WARSAW (Reuters) - Poland's deputy prime minister accused the central bank on Thursday of stabbing the economy in the back with its interest rate hike a day earlier, calling the move a "dramatic mistake" that it hoped the bank would correct in future.
The central bank, whose independence is guaranteed under the constitution, surprised many in the market by hiking rates on Wednesday and saying it may do so again as it battles to bring down high inflation, despite signs of an economic slowdown.
The move drew a harsh rebuke from Deputy Prime Minister Waldemar Pawlak.
"Unfortunately the council stabbed our development processes in the back by totally unnecessarily and totally over-zealously raising interest rates," Pawlak told the state news agency PAP.
Poland's relatively loose monetary policy helped it log economic growth throughout the financial crisis and euro zone debt problems, allowing the government to reap higher budget revenues and tackle its deficit.
But it has also left inflation above the central bank's 2.5 percent target since late 2007, with little prospect of a fall given rising global food and energy prices.
"Another wave of the crisis is possible, and raising rates in this situation is a dramatic mistake. I hope that it will be possible to correct this decision if inflation begins to fall in the next couple of months," Pawlak also said.
Pawlak, who heads the junior coalition partner Peasants Party and also serves as the economy minister, has often commented on monetary policy in the past, but not in such harsh terms.
He was not alone in his criticism.
Finance Minister Jacek Rostowski, who in the past has generally avoided commenting on central bank policy, queried whether the bank had made the right decision.
"The constitution guarantees the full independence of the Monetary Policy Council - but it does not guarantee its infallibility," Rostowski told reporters in the parliament.
"I hope that the Council's decision will not prove wrong in a couple of months."
The government and central bank had cooperated last year to support the zloty and prevent the country's large foreign debt burden from triggering automatic budget-tightening measures.
But Rostowski upset the bank in January by calling on it to be ready to intervene in the bond market in the event of panic selling. He then said the dogma of an independent central bank was out of whack with its original purpose as a state lender.
Analysts appeared unfazed by Thursday's government reaction to the rate hike.
"Rostowski's comments were diplomatic, while Pawlak's were brutal and populist.
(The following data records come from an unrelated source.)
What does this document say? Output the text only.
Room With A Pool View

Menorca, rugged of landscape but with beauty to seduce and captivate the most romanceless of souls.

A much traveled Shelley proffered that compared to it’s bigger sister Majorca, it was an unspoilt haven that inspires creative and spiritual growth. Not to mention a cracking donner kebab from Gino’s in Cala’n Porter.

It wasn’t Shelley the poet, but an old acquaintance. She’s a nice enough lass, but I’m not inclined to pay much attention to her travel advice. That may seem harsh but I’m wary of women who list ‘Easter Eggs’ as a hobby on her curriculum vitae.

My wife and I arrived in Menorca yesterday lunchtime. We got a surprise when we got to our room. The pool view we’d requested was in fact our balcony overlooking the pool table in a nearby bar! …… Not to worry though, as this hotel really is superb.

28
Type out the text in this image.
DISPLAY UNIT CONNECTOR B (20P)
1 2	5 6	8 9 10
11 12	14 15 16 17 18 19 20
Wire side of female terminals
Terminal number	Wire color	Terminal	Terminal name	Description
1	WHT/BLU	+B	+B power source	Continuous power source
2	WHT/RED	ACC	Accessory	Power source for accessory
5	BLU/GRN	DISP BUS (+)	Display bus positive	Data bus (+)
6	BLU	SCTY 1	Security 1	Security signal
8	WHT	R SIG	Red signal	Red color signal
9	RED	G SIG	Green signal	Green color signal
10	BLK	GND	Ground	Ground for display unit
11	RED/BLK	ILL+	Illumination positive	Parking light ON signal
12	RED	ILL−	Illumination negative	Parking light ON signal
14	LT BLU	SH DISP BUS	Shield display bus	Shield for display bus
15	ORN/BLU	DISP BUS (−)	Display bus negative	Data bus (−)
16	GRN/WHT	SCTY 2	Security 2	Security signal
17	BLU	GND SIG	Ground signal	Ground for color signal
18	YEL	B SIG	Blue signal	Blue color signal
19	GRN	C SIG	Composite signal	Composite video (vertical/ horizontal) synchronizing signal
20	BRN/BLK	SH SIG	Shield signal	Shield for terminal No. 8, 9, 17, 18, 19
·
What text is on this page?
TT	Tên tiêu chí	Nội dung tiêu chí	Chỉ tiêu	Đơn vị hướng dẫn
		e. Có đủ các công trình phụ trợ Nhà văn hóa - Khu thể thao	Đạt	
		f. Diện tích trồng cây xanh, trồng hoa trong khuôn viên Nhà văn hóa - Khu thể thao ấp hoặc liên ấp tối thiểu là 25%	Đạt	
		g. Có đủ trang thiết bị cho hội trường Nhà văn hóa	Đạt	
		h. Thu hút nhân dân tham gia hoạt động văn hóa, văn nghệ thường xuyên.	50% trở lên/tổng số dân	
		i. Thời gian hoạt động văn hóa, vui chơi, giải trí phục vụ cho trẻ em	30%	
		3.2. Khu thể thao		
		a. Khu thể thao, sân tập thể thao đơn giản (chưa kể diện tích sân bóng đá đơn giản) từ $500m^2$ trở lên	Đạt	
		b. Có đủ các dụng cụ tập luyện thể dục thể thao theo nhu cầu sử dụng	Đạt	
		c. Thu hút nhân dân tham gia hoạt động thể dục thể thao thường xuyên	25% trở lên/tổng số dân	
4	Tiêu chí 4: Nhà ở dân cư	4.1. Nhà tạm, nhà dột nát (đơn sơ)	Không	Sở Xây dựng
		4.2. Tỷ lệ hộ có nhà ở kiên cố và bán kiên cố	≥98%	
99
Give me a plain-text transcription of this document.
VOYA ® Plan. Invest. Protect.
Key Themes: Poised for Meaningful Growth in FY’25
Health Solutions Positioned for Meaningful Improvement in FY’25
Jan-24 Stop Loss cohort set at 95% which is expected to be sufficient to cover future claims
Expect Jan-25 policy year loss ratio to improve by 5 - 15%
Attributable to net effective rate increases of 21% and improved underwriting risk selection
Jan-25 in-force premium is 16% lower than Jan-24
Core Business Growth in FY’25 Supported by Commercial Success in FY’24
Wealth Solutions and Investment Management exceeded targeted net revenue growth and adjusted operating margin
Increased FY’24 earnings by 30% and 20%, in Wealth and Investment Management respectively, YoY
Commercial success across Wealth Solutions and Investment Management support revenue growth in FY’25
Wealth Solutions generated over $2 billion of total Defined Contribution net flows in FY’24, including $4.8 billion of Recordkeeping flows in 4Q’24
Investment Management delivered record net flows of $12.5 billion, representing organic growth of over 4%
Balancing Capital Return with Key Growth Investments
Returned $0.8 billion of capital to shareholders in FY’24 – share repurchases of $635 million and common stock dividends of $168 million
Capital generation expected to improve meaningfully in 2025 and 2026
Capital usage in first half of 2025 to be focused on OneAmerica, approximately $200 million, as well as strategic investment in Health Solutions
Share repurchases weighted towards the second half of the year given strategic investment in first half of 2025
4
I believe investors know the Peasants' Party tries to be very socially sensitive, which sometimes is connected with an excessive amount of populism," said Rafal Benecki, chief economist at ING Bank in Warsaw.
"This will not have an impact on government policy," he added.
Benecki also said the government was not about to embark on moves like those seen in Hungary, where the government is at loggerheads with its international lenders over moves seen as trampling on the central bank's independence.
"Poland still has high borrowing needs and the government will avoid any moves similar to the ones in Hungary, not to raise the costs of servicing the state debt unnecessarily," Benecki said.